You want to keep in mind the following when evaluating a design or garment for someone with special clothing needs:
• Independence. The individual will be able to take care of his own personal needs as much as possible.
• Appearance comparable to that of others: Clothes that do not single out the wearer in any way. Contemporary styling.
• Concealment of the handicap: To try to attract the least amount of attention to their medical equipment; so focus stays on them as a person and not their disability.
• Physiological comfort: Have to be comfortable for the wearer as much as possible.
• Safety: Is there a risk for injury.
• Easy Maintenance: Is it machine washable. Will it require little to no ironing.
Just thing about a few of these suggestions:
A garment which opens out flat is much easier for a seated person or person with limited arm dexterity to put on than one that must be pulled over the head. Arm movement is less restricted when reaching if the waistline seam is released at the side to allow the bodice to move with the shoulder.

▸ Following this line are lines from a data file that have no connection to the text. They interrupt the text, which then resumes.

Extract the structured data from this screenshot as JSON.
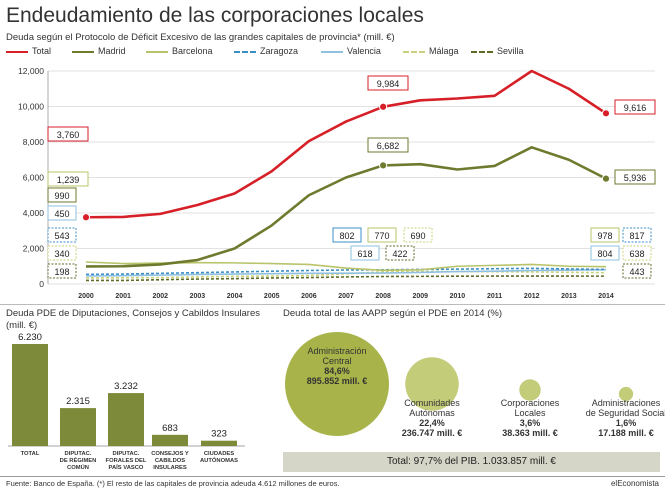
{
  "header": {
    "title": "Endeudamiento de las corporaciones locales",
    "subtitle": "Deuda según el Protocolo de Déficit Excesivo de las grandes capitales de provincia* (mill. €)"
  },
  "colors": {
    "total": "#d71f28",
    "madrid": "#6f7a2e",
    "barcelona": "#b9c46a",
    "zaragoza": "#3b8fc4",
    "valencia": "#8fc0e0",
    "malaga": "#c9d27a",
    "sevilla": "#5e6b28",
    "bar": "#7c8a3a",
    "bubble": "#a8b44a",
    "bubble_small": "#c3cc78"
  },
  "chart_data": [
    {
      "type": "line",
      "x": [
        "2000",
        "2001",
        "2002",
        "2003",
        "2004",
        "2005",
        "2006",
        "2007",
        "2008",
        "2009",
        "2010",
        "2011",
        "2012",
        "2013",
        "2014"
      ],
      "ylim": [
        0,
        12000
      ],
      "yticks": [
        "0",
        "2,000",
        "4,000",
        "6,000",
        "8,000",
        "10,000",
        "12,000"
      ],
      "grid": true,
      "legend_position": "top",
      "series": [
        {
          "name": "Total",
          "key": "total",
          "style": "solid",
          "values": [
            3760,
            3780,
            3950,
            4450,
            5100,
            6350,
            8050,
            9150,
            9984,
            10350,
            10450,
            10600,
            12000,
            11000,
            9616
          ]
        },
        {
          "name": "Madrid",
          "key": "madrid",
          "style": "solid",
          "values": [
            990,
            1000,
            1100,
            1350,
            2000,
            3300,
            5000,
            6000,
            6682,
            6750,
            6450,
            6650,
            7700,
            7000,
            5936
          ]
        },
        {
          "name": "Barcelona",
          "key": "barcelona",
          "style": "solid",
          "values": [
            1239,
            1150,
            1180,
            1200,
            1190,
            1150,
            1100,
            900,
            770,
            800,
            1000,
            1050,
            1100,
            1000,
            978
          ]
        },
        {
          "name": "Zaragoza",
          "key": "zaragoza",
          "style": "dashed",
          "values": [
            543,
            560,
            600,
            640,
            680,
            720,
            760,
            790,
            802,
            820,
            840,
            860,
            880,
            850,
            817
          ]
        },
        {
          "name": "Valencia",
          "key": "valencia",
          "style": "solid",
          "values": [
            450,
            470,
            500,
            540,
            560,
            580,
            600,
            610,
            618,
            650,
            700,
            720,
            760,
            780,
            804
          ]
        },
        {
          "name": "Málaga",
          "key": "malaga",
          "style": "dashed",
          "values": [
            340,
            350,
            360,
            400,
            430,
            450,
            480,
            570,
            690,
            700,
            700,
            690,
            680,
            660,
            638
          ]
        },
        {
          "name": "Sevilla",
          "key": "sevilla",
          "style": "dashed",
          "values": [
            198,
            200,
            240,
            280,
            300,
            340,
            360,
            400,
            422,
            430,
            440,
            445,
            450,
            445,
            443
          ]
        }
      ],
      "labels": [
        {
          "series": "total",
          "x": "2000",
          "text": "3,760"
        },
        {
          "series": "total",
          "x": "2008",
          "text": "9,984"
        },
        {
          "series": "total",
          "x": "2014",
          "text": "9,616"
        },
        {
          "series": "madrid",
          "x": "2008",
          "text": "6,682"
        },
        {
          "series": "madrid",
          "x": "2014",
          "text": "5,936"
        },
        {
          "series": "barcelona",
          "x": "2000",
          "text": "1,239"
        },
        {
          "series": "madrid",
          "x": "2000",
          "text": "990"
        },
        {
          "series": "valencia",
          "x": "2000",
          "text": "450"
        },
        {
          "series": "zaragoza",
          "x": "2000",
          "text": "543"
        },
        {
          "series": "malaga",
          "x": "2000",
          "text": "340"
        },
        {
          "series": "sevilla",
          "x": "2000",
          "text": "198"
        },
        {
          "series": "zaragoza",
          "x": "2008",
          "text": "802"
        },
        {
          "series": "barcelona",
          "x": "2008",
          "text": "770"
        },
        {
          "series": "malaga",
          "x": "2008",
          "text": "690"
        },
        {
          "series": "valencia",
          "x": "2008",
          "text": "618"
        },
        {
          "series": "sevilla",
          "x": "2008",
          "text": "422"
        },
        {
          "series": "barcelona",
          "x": "2014",
          "text": "978"
        },
        {
          "series": "zaragoza",
          "x": "2014",
          "text": "817"
        },
        {
          "series": "valencia",
          "x": "2014",
          "text": "804"
        },
        {
          "series": "malaga",
          "x": "2014",
          "text": "638"
        },
        {
          "series": "sevilla",
          "x": "2014",
          "text": "443"
        }
      ]
    },
    {
      "type": "bar",
      "title": "Deuda PDE de Diputaciones, Consejos y Cabildos Insulares",
      "unit": "(mill. €)",
      "categories": [
        "TOTAL",
        "DIPUTAC. DE RÉGIMEN COMÚN",
        "DIPUTAC. FORALES DEL PAÍS VASCO",
        "CONSEJOS Y CABILDOS INSULARES",
        "CIUDADES AUTÓNOMAS"
      ],
      "values": [
        6230,
        2315,
        3232,
        683,
        323
      ],
      "value_labels": [
        "6.230",
        "2.315",
        "3.232",
        "683",
        "323"
      ]
    },
    {
      "type": "bubble",
      "title": "Deuda total de las AAPP según el PDE en 2014 (%)",
      "items": [
        {
          "name": "Administración Central",
          "pct_label": "84,6%",
          "amount_label": "895.852 mill. €",
          "pct": 84.6,
          "amount": 895852
        },
        {
          "name": "Comunidades Autónomas",
          "pct_label": "22,4%",
          "amount_label": "236.747 mill. €",
          "pct": 22.4,
          "amount": 236747
        },
        {
          "name": "Corporaciones Locales",
          "pct_label": "3,6%",
          "amount_label": "38.363 mill. €",
          "pct": 3.6,
          "amount": 38363
        },
        {
          "name": "Administraciones de Seguridad Social",
          "pct_label": "1,6%",
          "amount_label": "17.188 mill. €",
          "pct": 1.6,
          "amount": 17188
        }
      ],
      "total_label": "Total: 97,7% del PIB. 1.033.857 mill. €"
    }
  ],
  "footer": {
    "source": "Fuente: Banco de España. (*) El resto de las capitales de provincia adeuda 4.612 millones de euros.",
    "brand": "elEconomista"
  }
}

It is much easier to dress a person with very limited ability to move by having garments open completely in the back, so they can be slipped on and off with as much ease as possible.

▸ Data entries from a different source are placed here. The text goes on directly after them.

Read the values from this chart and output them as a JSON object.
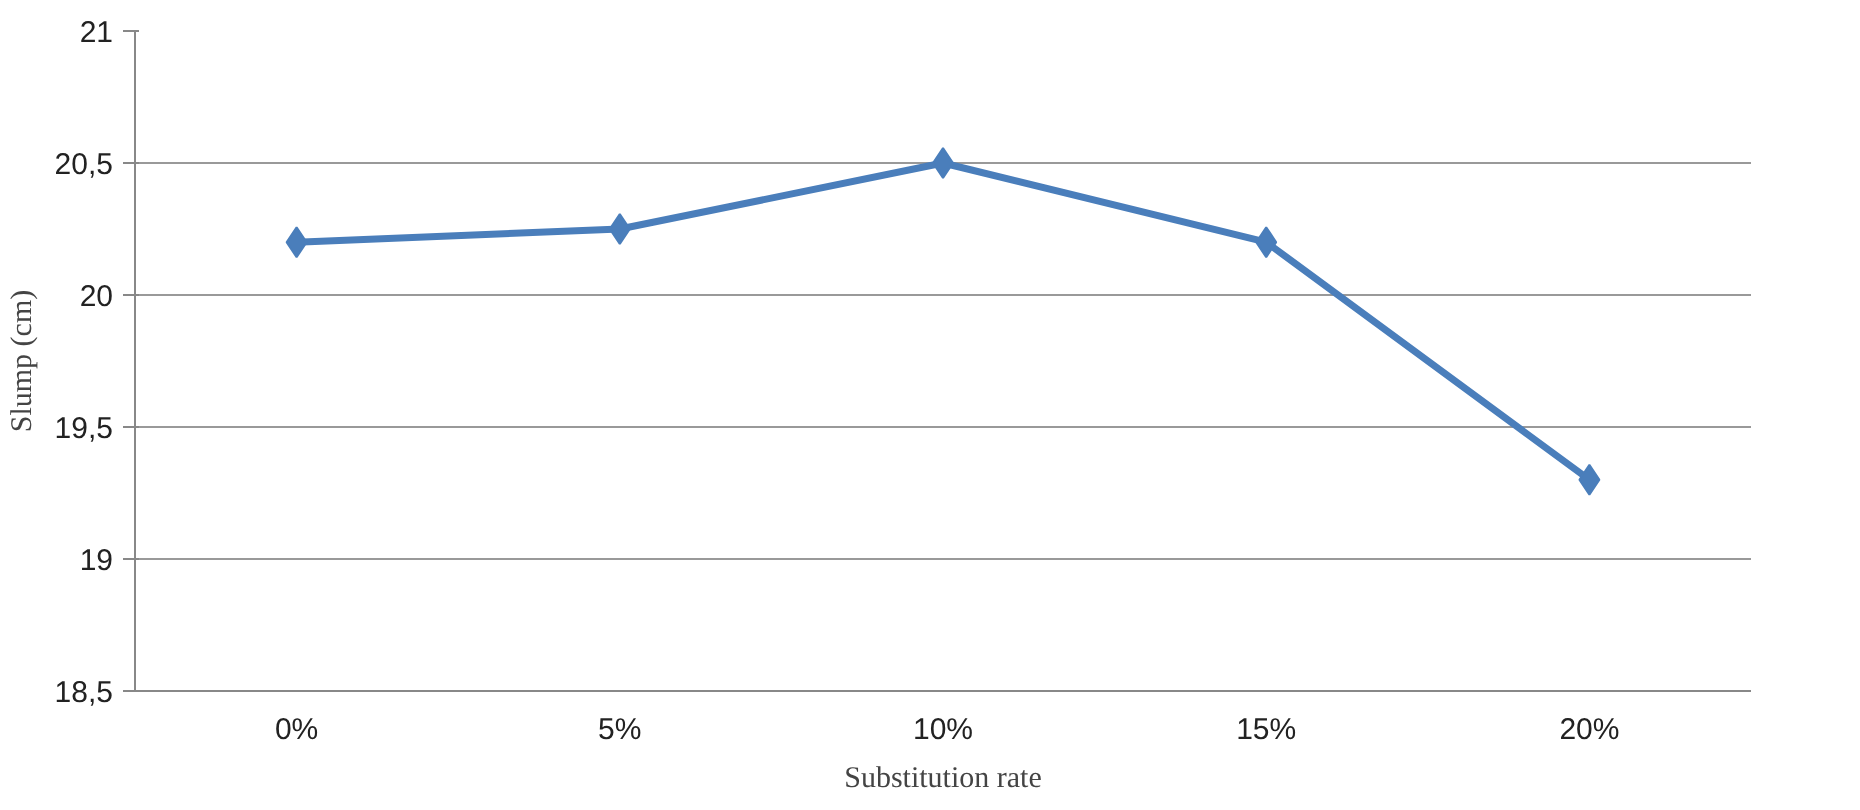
{
  "chart_data": {
    "type": "line",
    "xlabel": "Substitution rate",
    "ylabel": "Slump (cm)",
    "categories": [
      "0%",
      "5%",
      "10%",
      "15%",
      "20%"
    ],
    "series": [
      {
        "color": "#4a7ebb",
        "values": [
          20.2,
          20.25,
          20.5,
          20.2,
          19.3
        ]
      }
    ],
    "ylim": [
      18.5,
      21
    ],
    "yticks": [
      {
        "value": 18.5,
        "label": "18,5"
      },
      19,
      {
        "value": 19.5,
        "label": "19,5"
      },
      20,
      {
        "value": 20.5,
        "label": "20,5"
      },
      21
    ],
    "grid": "y",
    "marker": "diamond",
    "line_style": "solid"
  }
}
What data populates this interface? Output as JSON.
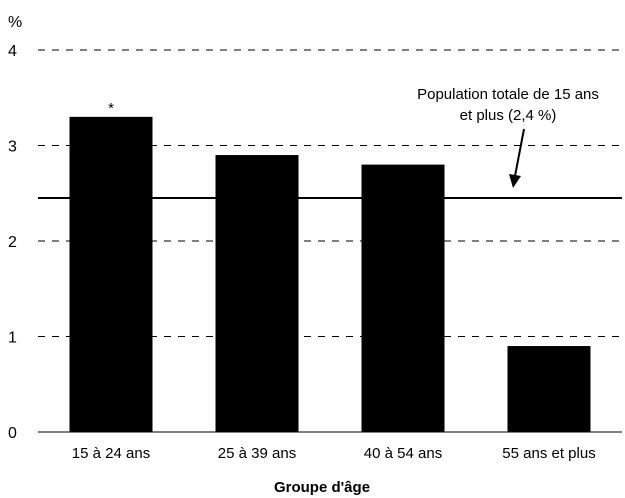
{
  "chart_data": {
    "type": "bar",
    "title": "",
    "ylabel": "%",
    "xlabel": "Groupe d'âge",
    "categories": [
      "15 à 24 ans",
      "25 à 39 ans",
      "40 à 54 ans",
      "55 ans et plus"
    ],
    "values": [
      3.3,
      2.9,
      2.8,
      0.9
    ],
    "bar_markers": [
      "*",
      "",
      "",
      ""
    ],
    "ylim": [
      0,
      4
    ],
    "yticks": [
      "0",
      "1",
      "2",
      "3",
      "4"
    ],
    "grid": "dashed horizontal",
    "reference_line": {
      "value": 2.45,
      "label_line1": "Population totale de 15 ans",
      "label_line2": "et plus (2,4 %)"
    },
    "bar_color": "#000000"
  }
}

Wrap garments that fasten with ties are so much easier to manage than buttons or zippers. Plus a tie closure can be adjusted to fit variations for different body shapes and any required medical appliances.
Having a wrap skirt, dress or slip is so much easier to put on for those women who have difficulty with standing and/or balancing on one leg.
Having closures in the front where they can be easily accessed.
Sewing buttons in place (on the top layer of the garment where they would be if buttoned) and actually using Velcro as the closure for the garment, like on a men’s “button down” collar work shirt.
A great book that I stumbled across years ago whose concepts and patterns still very much apply today is: “Clothing Designs for the Handicapped” by Anne Kernaleguen. She specifically addresses the following types of clothing and how they can be adjusted/altered so they can suit the needs of those with disabilities. In addition, she provides patterns for clothing implementing those adjustments.
• Shirts, blouses and sleeve adjustments
• Jackets & coats
• Dresses & aprons
• Children’s wear
• Bathing Suits
• Wheelchair wraps
• Accessories and other items
If you don’t know how to sew, you can have a tailor alter garments to suit the needs of the wearer. There are also companies out there that provide clothing that is designed specifically for those with disabilities.
I will talk about textiles and closures/fasteners over the next two weeks so you can understand what are the best options to choose for those with special disabilities.
Mainstream clothing is not designed to accomodate those with disabilities. Just by making some alterations to a garment you can give more freedom, independence and privacy to someone with special needs. Allowing them to feel like there wardrobe and lifestyle are not hindered by their disabilitiy.